Introduction to MLflow for LLM Evaluation

MLflow is a versatile open-source platform designed to manage the full machine learning lifecycle. Traditionally, it has been used for tracking experiments, logging parameters, and managing deployments. Recently, MLflow expanded its capabilities to include evaluation support for Large Language Models (LLMs).

Setting Up Dependencies

This tutorial demonstrates evaluating the Google Gemini model's performance on fact-based prompts using MLflow. The process also involves OpenAI's API since MLflow uses GPT-based models for judging metrics like answer similarity and faithfulness.

You need API keys from both OpenAI and Google Gemini:

OpenAI API key: https://platform.openai.com/settings/organization/api-keys
Google Gemini API key: https://ai.google.dev/gemini-api/docs

Install necessary libraries with:

pip install mlflow openai pandas google-genai

Set environment variables for the API keys securely:

import os
from getpass import getpass
 
os.environ["OPENAI_API_KEY"] = getpass('Enter OpenAI API Key:')
os.environ["GOOGLE_API_KEY"] = getpass('Enter Google API Key:')

Preparing Evaluation Dataset

Create a dataset with factual prompts and their correct answers. This dataset will be used to compare Gemini's outputs against known truths.

import pandas as pd
 
eval_data = pd.DataFrame(
    {
        "inputs": [
            "Who developed the theory of general relativity?",
            "What are the primary functions of the liver in the human body?",
            "Explain what HTTP status code 404 means.",
            "What is the boiling point of water at sea level in Celsius?",
            "Name the largest planet in our solar system.",
            "What programming language is primarily used for developing iOS apps?",
        ],
        "ground_truth": [
            "Albert Einstein developed the theory of general relativity.",
            "The liver helps in detoxification, protein synthesis, and production of biochemicals necessary for digestion.",
            "HTTP 404 means 'Not Found' -- the server can't find the requested resource.",
            "The boiling point of water at sea level is 100 degrees Celsius.",
            "Jupiter is the largest planet in our solar system.",
            "Swift is the primary programming language used for iOS app development."
        ]
    }
)

Generating Responses from Gemini

Define a helper function to get responses from the Gemini 1.5 Flash model using Google's Generative AI SDK and apply it to each prompt.

from google import genai
 
client = genai.Client()
 
def gemini_completion(prompt: str) -> str:
    response = client.models.generate_content(
        model="gemini-1.5-flash",
        contents=prompt
    )
    return response.text.strip()
 
eval_data["predictions"] = eval_data["inputs"].apply(gemini_completion)
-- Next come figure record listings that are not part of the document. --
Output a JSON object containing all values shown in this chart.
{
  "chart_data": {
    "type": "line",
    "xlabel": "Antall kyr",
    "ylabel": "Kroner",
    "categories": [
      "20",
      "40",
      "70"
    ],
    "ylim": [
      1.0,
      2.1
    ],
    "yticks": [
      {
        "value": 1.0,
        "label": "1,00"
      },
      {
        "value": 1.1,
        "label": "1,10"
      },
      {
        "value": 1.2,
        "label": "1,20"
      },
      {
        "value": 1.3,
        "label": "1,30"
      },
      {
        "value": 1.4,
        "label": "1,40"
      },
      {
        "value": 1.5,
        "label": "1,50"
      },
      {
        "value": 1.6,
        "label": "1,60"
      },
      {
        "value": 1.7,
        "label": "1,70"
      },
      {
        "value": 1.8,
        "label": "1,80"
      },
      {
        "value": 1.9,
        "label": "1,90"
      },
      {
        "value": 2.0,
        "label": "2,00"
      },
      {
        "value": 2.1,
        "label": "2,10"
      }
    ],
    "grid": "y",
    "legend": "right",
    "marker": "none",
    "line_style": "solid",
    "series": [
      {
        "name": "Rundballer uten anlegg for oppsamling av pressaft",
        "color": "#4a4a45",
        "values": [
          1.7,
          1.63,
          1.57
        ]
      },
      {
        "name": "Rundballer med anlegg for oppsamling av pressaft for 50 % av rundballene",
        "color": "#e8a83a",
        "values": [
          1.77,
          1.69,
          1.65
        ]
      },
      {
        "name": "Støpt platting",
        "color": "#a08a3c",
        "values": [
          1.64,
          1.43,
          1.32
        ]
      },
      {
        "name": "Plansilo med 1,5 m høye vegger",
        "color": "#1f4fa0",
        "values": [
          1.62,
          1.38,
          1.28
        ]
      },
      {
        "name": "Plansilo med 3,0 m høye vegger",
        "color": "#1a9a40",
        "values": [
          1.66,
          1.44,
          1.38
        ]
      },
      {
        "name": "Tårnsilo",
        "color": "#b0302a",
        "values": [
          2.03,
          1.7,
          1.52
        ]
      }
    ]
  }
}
Evaluating Gemini Outputs with MLflow

Run an MLflow evaluation session comparing Gemini's predictions against the ground truth using metrics like answer_similarity, exact_match, latency, and token_count.

import mlflow
 
mlflow.set_tracking_uri("mlruns")
mlflow.set_experiment("Gemini Simple Metrics Eval")
 
with mlflow.start_run():
    results = mlflow.evaluate(
        model_type="question-answering",
        data=eval_data,
        predictions="predictions",
        targets="ground_truth",
        extra_metrics=[
          mlflow.metrics.genai.answer_similarity(),
          mlflow.metrics.exact_match(),
          mlflow.metrics.latency(),
          mlflow.metrics.token_count()
      ]
    )
    print("Aggregated Metrics:")
    print(results.metrics)
 
    # Save detailed table
    results.tables["eval_results_table"].to_csv("gemini_eval_results.csv", index=False)

Inspecting Detailed Results

Load and display the saved detailed evaluation results for thorough analysis.

results = pd.read_csv('gemini_eval_results.csv')
pd.set_option('display.max_colwidth', None)
results

This practical guide enables efficient and transparent evaluation of LLMs like Gemini using MLflow's integrated metrics and APIs.